Dalla depressione a Sanremo: Ghemon, il rapper che vuole lasciare il segno

L’artista in concerto il 31 marzo al Vidia di Cesena, in procinto di pubblicare il suo primo libro: «Sarà un diario di appunti, non una biografia»

Ghemon Ossigeno

Ghemon ospite a “Ossigeno”, il programma di Manuel Agnelli andato in onda su Rai Tre

Giovanni Luca Picariello, meglio noto come Ghemon, è senza dubbio uno dei miglior rapper della sua generazione. Negli ultimi anni, perlomeno dalla pubblicazione del penultimo album Orchidee (2014), e dopo un percorso di studio sulla propria voce che va avanti da almeno un decennio, Ghemon ha incominciato anche a cantare, seguendo una via intrapresa anche da altri – come Neffa – ma mantenendo una traiettoria molto personale, figlia di un background ben preciso fatto di soul e hip hop di un certo tipo, e ben lontana dalla ricerca del successo radiofonico a tutti i costi.

Mezzanotte, il suo ultimo disco, prosegue questo discorso ma in maniera più oscura e catartica, essendo un album incentrato in gran parte sul racconto della depressione clinica che l’ha colpito negli ultimi anni e che l’ha costretto a fare i conti con se stesso. È stato quindi un piacere vederlo in gran forma sul palco dell’Ariston per l’ultimo Festival di Sanremo, a suggellare il superamento del brutto periodo duettando con Roy Paci e Diodato cantando “Adesso è tutto ciò che avremo”. In quella che, se ce ne fosse stato bisogno, è stata l’ennesima conferma di un grande talento della scena hip hop nostrana, a suo agio anche nel tempio della canzone italiana.

Questa è la chiacchierata che ci siamo fatti in occasione del suo live al Vidia di Cesena, il 31 marzo.

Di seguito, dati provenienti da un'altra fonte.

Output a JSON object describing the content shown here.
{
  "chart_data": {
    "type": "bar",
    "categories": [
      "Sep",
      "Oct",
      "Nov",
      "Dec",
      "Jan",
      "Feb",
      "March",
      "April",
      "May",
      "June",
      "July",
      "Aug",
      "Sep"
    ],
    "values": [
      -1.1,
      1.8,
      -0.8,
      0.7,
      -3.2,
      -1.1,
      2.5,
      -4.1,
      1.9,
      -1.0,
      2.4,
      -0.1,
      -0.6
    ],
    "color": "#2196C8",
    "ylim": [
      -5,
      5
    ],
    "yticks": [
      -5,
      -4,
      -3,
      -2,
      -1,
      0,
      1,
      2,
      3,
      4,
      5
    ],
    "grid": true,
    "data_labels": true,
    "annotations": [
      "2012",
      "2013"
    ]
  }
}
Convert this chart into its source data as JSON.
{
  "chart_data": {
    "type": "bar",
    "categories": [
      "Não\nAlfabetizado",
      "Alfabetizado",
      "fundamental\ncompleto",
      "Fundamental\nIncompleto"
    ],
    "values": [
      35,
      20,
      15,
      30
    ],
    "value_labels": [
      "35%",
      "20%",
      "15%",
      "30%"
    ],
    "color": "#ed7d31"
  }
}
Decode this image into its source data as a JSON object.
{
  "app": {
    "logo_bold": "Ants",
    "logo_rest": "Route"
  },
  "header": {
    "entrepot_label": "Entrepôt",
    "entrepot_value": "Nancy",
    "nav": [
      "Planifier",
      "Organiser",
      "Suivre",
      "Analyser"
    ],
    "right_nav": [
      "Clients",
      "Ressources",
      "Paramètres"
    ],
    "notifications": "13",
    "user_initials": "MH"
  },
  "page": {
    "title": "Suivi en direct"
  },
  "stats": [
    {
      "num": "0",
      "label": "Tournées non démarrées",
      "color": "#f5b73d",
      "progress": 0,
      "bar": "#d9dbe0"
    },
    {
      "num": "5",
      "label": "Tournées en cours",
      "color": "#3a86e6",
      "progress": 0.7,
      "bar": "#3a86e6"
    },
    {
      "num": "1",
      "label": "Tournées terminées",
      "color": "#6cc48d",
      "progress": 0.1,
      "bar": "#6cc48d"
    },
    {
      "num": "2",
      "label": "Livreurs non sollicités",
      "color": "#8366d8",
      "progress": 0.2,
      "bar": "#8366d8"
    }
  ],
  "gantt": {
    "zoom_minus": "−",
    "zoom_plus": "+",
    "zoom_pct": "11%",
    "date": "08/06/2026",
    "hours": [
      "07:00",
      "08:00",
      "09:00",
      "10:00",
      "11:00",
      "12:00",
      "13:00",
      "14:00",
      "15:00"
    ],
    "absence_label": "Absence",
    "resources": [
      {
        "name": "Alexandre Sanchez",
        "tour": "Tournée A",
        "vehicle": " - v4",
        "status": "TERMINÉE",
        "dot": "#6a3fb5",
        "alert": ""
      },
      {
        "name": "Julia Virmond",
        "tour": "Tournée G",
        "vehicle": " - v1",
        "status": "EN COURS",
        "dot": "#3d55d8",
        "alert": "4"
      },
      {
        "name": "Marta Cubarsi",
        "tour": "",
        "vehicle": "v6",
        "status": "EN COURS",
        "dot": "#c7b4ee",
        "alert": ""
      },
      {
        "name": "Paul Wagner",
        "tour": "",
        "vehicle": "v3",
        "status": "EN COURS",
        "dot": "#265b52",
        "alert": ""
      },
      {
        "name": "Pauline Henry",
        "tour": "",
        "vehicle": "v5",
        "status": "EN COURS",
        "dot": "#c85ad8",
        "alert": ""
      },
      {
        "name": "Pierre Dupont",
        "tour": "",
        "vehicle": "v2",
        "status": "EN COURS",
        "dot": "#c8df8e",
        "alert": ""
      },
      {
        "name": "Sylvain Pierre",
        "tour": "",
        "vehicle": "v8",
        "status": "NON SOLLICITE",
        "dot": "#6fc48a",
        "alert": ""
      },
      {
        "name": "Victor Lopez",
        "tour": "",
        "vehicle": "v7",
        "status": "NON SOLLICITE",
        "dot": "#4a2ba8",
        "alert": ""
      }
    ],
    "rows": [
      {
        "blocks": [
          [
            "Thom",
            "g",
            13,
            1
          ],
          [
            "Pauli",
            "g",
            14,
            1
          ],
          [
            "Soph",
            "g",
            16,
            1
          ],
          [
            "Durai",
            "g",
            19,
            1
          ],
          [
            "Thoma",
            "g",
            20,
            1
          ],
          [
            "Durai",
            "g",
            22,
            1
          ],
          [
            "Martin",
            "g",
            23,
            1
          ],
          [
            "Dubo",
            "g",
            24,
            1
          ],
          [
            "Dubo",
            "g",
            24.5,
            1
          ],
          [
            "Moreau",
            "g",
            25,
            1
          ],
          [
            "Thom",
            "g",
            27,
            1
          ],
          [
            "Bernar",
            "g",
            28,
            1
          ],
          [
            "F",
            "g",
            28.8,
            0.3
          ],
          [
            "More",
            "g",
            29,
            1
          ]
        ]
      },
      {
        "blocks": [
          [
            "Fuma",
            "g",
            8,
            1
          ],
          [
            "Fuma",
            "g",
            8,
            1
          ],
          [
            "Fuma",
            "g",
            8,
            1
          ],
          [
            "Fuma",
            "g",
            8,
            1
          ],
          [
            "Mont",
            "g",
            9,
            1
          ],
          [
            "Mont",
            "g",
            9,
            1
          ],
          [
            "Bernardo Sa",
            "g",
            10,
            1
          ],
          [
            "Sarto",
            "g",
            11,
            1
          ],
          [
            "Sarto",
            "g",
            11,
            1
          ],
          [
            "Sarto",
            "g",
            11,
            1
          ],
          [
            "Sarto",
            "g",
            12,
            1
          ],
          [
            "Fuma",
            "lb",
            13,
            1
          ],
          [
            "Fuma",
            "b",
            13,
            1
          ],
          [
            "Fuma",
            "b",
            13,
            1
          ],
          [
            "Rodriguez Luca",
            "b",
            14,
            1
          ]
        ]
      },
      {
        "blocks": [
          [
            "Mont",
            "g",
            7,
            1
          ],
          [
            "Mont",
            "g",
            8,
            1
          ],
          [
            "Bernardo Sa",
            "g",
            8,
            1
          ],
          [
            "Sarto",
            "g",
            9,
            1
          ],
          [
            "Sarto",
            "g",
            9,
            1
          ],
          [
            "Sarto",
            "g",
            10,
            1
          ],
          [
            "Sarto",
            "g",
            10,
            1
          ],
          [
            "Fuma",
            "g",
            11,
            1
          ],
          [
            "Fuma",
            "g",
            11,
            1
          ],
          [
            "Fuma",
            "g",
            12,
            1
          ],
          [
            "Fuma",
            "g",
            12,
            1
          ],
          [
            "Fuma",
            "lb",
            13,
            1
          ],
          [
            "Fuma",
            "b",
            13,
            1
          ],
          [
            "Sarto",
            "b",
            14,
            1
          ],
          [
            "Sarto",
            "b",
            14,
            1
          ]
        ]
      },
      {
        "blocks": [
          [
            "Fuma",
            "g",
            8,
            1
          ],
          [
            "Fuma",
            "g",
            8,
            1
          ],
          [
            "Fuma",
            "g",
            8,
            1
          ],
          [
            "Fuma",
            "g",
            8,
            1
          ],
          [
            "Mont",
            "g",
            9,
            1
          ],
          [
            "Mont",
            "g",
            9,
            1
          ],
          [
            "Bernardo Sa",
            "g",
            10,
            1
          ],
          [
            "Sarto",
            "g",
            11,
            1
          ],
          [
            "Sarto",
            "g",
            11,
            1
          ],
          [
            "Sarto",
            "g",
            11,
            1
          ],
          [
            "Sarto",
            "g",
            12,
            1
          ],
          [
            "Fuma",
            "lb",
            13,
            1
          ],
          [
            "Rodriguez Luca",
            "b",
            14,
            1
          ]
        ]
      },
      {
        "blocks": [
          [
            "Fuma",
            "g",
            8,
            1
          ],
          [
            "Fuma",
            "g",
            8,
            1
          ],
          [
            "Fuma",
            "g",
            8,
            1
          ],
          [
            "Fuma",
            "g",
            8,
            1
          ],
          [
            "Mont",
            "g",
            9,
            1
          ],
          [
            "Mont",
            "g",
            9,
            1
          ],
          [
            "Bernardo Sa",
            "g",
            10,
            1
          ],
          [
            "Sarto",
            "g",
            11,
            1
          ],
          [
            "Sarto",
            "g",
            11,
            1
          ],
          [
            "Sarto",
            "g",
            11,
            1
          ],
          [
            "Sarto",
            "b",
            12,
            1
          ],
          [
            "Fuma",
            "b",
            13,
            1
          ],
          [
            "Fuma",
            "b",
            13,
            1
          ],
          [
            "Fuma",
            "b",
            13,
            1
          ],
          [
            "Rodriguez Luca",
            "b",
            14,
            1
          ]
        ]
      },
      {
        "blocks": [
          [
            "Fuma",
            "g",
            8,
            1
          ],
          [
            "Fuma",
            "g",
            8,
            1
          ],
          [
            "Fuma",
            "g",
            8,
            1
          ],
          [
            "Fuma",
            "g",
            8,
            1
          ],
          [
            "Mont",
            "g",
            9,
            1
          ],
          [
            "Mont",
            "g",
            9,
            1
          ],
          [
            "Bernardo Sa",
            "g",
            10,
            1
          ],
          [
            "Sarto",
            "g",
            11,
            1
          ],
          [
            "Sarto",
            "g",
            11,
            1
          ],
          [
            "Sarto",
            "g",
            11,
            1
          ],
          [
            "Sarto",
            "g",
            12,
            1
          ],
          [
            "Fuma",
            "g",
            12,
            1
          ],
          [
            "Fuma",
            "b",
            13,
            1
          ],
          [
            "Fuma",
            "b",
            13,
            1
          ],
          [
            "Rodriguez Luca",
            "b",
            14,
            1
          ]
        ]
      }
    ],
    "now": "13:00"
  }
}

Mezzanotte è uscito ormai da qualche mese. Sei contento di com’è stato recepito, considerando anche che è un disco complesso e molto profondo?
«Ancora no. Penso che questo disco abbia ancora tantissimo da rivelare e me ne rendo conto da quanto sia aumentato il numero di persone che mi scrivono oggi “inizialmente non lo avevo apprezzato e lo avevo messo da parte, penso di essermi sbagliato”. Non che io desideri un plebiscito, l’arte bella è pure divisiva, ma penso che soprattutto coi concerti il disco possa sprigionare ancora molta energia»
Com’è cambiato il tuo metodo di scrittura e il tuo modo di lavorare in studio da quando sei passato dalle produzioni musicali di un beatmaker, al suonare con una band vera e propria?
«È semplicemente più libero e ne sono felice, ma ho conservato anche una parte di quello che facevo prima, perchè il beatmaker sono diventato io. Il primo approccio alle strumentali è sempre mio: accendo il computer, stendo un loop di batteria, faccio un basso, qualche accordo di piano e poi ci disegno una melodia con la voce. È più lungo come processo ma più divertente».
Nel corso degli anni sei sempre stato in continua evoluzione e non hai mai smesso di studiare. Perché? È così importante per te superare costantemente i tuoi limiti?
«Non sopporto l’idea di non sapere fare una cosa verso cui mi sento portato. Anzi, odio l’idea di non provarci nemmeno. Però prima di provarci sudo, studio. A volte sarei potuto passare alla pratica anche più velocemente, credo di essere ossessionato dal rispetto nei confronti dell’arte. Se altri hanno speso anni per diventare bravi in qualcosa, non mi va di improvvisarmi».
A breve uscirà il tuo primo libro. Puoi darci qualche anticipazione, di cosa si tratta?
«Posso dirti cosa non è, cioè una biografia. È un diario di appunti, un taccuino di vita, a volte ci sono capitoli lunghi, a volte una poesia. Ci sono tante battute e freddure, c’è un racconto, ci sono i momenti duri, ma non è un focus sulla mia vita perchè ci sono tante esperienze più recenti di cui mi sentivo di parlare. Ho provato a compilarlo in modo quanto più personale possibile».
Io ti seguo fin dai tempi del tuo primo demo con i SangAmaro, probabilmente non ti ricordi ma mi spedisti proprio tu la cassetta nel lontano 2000. Ti saresti mai aspettato di fare tutta questa strada?
«Bella domanda! Ho sempre ambito molto in alto, sapevo che volevo in qualche modo lasciare il segno. Non credo di essermi mai immaginato sarebbe successo in questo modo. A questo punto penso che per me conti più il cammino che il punto d’arrivo. Spero di avere sempre la fame per considerare tutti i traguardi come tappe e non come arrivi».